羽生結弦の今季フリー『SEIMEI』は2年前と、どう変わったのか (3ページ目)

  • 折山淑美●取材・文 text by Oriyama Toshimi
  • 能登直●撮影 photo by Noto Sunao(a presto)

 それでも、この構成が『SEIMEI』というプログラムをさらに進化させるために考えられているのは確かだ。

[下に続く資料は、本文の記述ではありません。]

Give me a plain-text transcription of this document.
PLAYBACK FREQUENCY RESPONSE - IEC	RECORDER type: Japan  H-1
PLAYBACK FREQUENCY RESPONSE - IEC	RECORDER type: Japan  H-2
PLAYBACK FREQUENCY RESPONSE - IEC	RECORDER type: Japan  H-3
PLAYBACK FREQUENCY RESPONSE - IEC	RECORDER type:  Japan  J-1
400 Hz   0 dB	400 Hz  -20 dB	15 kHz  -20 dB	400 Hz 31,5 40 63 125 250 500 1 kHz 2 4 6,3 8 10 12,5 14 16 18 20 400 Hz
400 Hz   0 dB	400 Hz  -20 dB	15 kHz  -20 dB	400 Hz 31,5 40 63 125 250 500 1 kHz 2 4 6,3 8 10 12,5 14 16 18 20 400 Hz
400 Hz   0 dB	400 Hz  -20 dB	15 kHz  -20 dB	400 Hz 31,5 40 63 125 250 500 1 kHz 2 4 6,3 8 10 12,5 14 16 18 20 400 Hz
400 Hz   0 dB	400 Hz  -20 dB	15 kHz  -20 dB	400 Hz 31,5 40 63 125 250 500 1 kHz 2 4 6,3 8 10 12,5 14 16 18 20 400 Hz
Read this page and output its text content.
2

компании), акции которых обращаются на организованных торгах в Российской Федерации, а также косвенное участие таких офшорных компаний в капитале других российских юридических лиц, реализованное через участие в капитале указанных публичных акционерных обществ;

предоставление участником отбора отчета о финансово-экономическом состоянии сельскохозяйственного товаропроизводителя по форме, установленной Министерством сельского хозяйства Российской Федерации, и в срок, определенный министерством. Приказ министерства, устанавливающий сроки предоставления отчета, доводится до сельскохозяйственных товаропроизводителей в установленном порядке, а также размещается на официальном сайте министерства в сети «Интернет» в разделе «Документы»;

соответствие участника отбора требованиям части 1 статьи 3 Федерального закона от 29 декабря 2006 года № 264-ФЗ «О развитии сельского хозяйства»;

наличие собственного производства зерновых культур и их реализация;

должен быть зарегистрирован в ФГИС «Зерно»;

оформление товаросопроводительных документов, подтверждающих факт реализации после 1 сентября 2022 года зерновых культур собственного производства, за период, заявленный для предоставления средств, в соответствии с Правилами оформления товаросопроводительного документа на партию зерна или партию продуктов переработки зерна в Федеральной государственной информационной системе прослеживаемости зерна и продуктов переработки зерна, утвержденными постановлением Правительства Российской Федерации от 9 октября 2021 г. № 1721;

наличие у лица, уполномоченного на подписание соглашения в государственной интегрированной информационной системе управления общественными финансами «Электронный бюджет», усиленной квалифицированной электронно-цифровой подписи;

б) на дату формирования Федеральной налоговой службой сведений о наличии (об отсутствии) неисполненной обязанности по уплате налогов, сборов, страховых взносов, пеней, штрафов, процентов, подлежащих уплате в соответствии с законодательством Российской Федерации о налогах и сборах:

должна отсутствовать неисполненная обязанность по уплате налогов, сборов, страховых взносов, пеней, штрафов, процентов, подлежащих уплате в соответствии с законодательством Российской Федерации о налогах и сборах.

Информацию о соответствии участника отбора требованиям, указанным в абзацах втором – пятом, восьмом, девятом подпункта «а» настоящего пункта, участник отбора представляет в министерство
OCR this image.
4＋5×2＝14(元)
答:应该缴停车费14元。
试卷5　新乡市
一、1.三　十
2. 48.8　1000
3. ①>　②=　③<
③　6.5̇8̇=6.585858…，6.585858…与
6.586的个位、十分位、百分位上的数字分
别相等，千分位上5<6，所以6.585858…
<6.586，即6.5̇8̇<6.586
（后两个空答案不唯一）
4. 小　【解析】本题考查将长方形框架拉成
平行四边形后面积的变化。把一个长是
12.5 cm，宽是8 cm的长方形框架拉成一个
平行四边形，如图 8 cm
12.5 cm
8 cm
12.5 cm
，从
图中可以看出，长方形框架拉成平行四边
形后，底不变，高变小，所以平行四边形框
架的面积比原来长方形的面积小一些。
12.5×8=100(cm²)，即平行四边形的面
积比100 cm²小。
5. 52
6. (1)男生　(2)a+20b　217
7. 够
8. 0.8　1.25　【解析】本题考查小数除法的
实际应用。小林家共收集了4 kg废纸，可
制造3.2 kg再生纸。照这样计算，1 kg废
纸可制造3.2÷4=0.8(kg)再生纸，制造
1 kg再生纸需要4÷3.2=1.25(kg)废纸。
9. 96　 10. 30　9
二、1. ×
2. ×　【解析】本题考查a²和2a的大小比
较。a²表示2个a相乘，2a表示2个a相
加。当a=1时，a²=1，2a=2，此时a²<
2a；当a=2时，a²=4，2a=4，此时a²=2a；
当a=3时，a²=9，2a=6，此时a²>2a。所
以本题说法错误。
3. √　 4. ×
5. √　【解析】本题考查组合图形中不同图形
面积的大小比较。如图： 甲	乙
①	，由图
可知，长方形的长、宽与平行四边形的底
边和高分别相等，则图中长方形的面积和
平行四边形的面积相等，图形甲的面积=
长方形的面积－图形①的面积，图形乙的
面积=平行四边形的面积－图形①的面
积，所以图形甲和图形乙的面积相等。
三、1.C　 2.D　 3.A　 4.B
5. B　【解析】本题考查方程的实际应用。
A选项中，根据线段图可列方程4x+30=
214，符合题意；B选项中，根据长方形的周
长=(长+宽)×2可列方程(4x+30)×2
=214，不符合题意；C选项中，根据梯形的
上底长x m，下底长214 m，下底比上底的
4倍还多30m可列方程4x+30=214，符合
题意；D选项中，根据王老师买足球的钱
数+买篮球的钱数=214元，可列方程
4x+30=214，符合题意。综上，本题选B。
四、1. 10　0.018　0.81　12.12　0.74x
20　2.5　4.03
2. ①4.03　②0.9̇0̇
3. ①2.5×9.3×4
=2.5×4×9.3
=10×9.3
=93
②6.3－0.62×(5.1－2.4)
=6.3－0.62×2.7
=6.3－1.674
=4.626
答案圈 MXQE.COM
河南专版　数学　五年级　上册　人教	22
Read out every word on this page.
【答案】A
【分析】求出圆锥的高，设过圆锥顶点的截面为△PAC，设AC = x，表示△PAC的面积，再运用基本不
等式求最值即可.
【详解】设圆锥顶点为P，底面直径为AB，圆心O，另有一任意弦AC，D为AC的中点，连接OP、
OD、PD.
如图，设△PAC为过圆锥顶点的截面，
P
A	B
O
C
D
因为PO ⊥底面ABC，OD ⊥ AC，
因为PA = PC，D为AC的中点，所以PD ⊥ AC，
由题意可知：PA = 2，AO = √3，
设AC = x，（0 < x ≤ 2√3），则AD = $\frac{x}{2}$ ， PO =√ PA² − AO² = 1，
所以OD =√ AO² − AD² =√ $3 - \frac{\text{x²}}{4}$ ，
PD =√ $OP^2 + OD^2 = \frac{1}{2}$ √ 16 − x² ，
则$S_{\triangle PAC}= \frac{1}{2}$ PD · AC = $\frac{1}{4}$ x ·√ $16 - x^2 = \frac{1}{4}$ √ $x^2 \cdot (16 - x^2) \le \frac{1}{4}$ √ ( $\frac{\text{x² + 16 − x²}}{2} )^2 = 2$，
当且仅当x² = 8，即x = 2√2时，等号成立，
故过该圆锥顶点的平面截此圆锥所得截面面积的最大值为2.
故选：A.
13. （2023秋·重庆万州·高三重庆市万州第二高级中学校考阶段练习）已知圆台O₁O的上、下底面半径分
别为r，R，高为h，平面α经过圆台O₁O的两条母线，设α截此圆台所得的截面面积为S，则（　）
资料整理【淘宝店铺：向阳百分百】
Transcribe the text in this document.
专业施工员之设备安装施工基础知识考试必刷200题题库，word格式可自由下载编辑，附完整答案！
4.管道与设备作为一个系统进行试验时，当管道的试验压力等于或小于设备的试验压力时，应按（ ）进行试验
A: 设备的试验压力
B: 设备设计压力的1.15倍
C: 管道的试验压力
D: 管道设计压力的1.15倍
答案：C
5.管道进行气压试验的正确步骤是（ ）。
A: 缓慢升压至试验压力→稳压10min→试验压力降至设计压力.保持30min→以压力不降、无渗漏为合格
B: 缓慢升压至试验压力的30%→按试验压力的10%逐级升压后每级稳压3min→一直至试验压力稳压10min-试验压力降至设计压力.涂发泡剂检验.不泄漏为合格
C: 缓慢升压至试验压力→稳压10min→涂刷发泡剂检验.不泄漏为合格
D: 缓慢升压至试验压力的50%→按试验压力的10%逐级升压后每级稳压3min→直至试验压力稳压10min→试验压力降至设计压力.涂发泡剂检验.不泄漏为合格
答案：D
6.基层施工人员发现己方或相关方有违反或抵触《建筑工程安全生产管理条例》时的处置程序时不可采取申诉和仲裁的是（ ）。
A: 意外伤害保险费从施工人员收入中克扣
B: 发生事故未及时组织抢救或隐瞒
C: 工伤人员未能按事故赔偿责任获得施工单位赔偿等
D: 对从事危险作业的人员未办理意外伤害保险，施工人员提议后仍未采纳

 ジャンプの後半の基礎点を見ると、昨季は59.73点だったのに対し、今季は64.46点。一方、前半のジャンプの基礎点は、4回転2本の昨季は27.80点だが、4回転ループの他は3回転ルッツと3回転フリップにしている今季は23.30点。この配分には今季のフリーは後半に懸けていることが表れているが、同時に、もちろんこの構成でライバルたちと十分勝負できるともいえる。

 ただし、ルッツは「4回転を跳ぼうと思えば跳べる」(羽生)という状態にあるため、4回転を5本にする可能性も残されている。4回転ルッツを加えれば、基礎点はさらに上乗せでき、昨季の世界選手権で6本の4回転を跳んだネイサン・チェン(アメリカ)の基礎点96.86点に1.5差まで迫る95.36点となる計算だ。

 完成度の高い演技で勝利を目指すという方針をベースに、コンディションや相手関係を見ながら、さらに進化する可能性も秘めている。それが今季の羽生のフリープログラムなのだ。